Ese giro obliga a City a cambiar de objetivo. Y ahí aparece Gusto. Chelsea, que se prepara para la llegada de Palestra a Londres, escucha ofertas por su actual lateral derecho, aunque no piensa regalarlo: el precio de salida se sitúa en torno a los 40 millones de libras.
El mensaje desde Stamford Bridge es claro: no se descarta una venta este verano. Gusto llegó procedente de Lyon en 2023 por 31 millones y, desde entonces, se ha asentado como pieza fija en el once blue.
Un fijo en Chelsea y en el escaparate del Mundial
Los números de Gusto en Londres hablan de continuidad y confianza: 134 partidos en tres temporadas con Chelsea, una cifra que le coloca como uno de los jugadores más utilizados en ese periodo. A sus 23 años, ya ha pasado de promesa a realidad.
Su escaparate ahora es mundial. El lateral se encuentra concentrado con la selección de Francia en la Copa del Mundo, un torneo en el que los galos parten como uno de los grandes favoritos. El lunes, Gusto saltó desde el banquillo en la cómoda victoria por 3-0 ante Irak, un aparente trámite que, sin embargo, suma minutos y visibilidad para un futbolista en plena fase de consolidación.

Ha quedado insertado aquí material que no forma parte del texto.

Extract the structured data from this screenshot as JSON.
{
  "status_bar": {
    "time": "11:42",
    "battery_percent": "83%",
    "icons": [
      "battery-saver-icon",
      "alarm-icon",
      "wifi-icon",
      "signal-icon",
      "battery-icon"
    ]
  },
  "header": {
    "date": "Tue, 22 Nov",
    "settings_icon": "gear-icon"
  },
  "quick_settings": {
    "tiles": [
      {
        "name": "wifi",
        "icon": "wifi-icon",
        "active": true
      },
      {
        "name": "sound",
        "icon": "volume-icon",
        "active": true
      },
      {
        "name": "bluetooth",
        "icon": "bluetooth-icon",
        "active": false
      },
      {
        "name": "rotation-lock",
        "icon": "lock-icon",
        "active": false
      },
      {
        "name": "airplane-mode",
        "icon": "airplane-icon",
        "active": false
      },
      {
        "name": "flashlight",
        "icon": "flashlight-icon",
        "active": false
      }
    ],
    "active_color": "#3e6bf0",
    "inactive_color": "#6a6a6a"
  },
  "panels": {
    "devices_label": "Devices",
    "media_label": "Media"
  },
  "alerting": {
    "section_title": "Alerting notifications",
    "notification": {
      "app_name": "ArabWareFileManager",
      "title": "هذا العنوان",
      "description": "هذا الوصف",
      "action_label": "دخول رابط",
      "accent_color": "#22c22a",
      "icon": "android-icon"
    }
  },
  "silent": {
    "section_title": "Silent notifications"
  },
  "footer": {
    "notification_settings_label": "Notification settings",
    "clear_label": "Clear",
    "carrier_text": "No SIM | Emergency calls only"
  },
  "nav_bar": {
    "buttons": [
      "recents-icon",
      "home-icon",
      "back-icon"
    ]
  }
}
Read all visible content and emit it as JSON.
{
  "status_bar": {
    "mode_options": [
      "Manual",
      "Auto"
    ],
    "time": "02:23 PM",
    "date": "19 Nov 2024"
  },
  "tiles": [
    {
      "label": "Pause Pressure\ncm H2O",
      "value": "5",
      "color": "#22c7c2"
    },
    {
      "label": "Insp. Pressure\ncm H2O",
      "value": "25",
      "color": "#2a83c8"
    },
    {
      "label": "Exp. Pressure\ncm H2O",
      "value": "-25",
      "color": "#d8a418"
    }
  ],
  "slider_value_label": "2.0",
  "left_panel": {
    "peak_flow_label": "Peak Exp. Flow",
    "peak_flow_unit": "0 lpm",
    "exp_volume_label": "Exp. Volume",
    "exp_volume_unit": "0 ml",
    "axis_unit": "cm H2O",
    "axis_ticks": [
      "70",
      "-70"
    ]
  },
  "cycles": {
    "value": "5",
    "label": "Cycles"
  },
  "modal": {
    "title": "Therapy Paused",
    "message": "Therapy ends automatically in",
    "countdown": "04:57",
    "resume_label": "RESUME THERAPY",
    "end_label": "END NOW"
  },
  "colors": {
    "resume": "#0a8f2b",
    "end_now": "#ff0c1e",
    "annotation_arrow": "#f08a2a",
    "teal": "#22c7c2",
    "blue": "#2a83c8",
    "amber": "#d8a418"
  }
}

Cada aparición con la camiseta de Francia añade presión al City si quiere cerrar el trato antes de que el mercado se encarezca.
Un City que mira al medio campo, pero no descuida la banda
En el Etihad, la gran prioridad del verano sigue estando en el centro del campo. El objetivo número uno es Elliot Anderson, centrocampista inglés que brilló en el último Mundial y al que Manchester City ha convertido en su gran apuesta para remodelar la medular.
El club ya ha visto rechazadas dos ofertas por parte de Nottingham Forest, la última de 120 millones de libras, y se prepara para lanzar una tercera propuesta. La negociación promete ser larga y cara.
Mientras se cocina ese gran movimiento, Maresca no quiere perder tiempo en otras zonas del campo. El lateral derecho es clave en su idea de juego, y ahí Gusto encaja por perfil: profundidad, agresividad en la presión y capacidad para sostener el ritmo alto que exige un equipo acostumbrado a vivir en campo rival.
Heredar a Guardiola y cambiar sin romper
Maresca aterriza en un Manchester City que ha dominado el fútbol inglés bajo la batuta de Guardiola y que el curso pasado firmó un doblete de copas nacionales. No todo fue perfecto: el equipo se quedó sin Premier League en la última temporada del técnico catalán, terminando siete puntos por detrás del nuevo campeón, Arsenal.
El listón sigue altísimo, pero el margen de maniobra existe. El italiano llega con un título mundial de clubes en su currículum reciente, logrado con Chelsea en el tramo final de su primera campaña en Stamford Bridge, antes de salir del cargo en enero, menos de seis meses después.
Ahora, con el reto mayúsculo de suceder a uno de los entrenadores más influyentes de la historia moderna, Maresca sabe que necesita algo más que discursos. Necesita aliados en el césped. Si Malo Gusto se convierte en el primero de esa nueva guardia celeste, la banda derecha del Etihad podría ser el primer lugar donde se note, de verdad, que empieza otra era.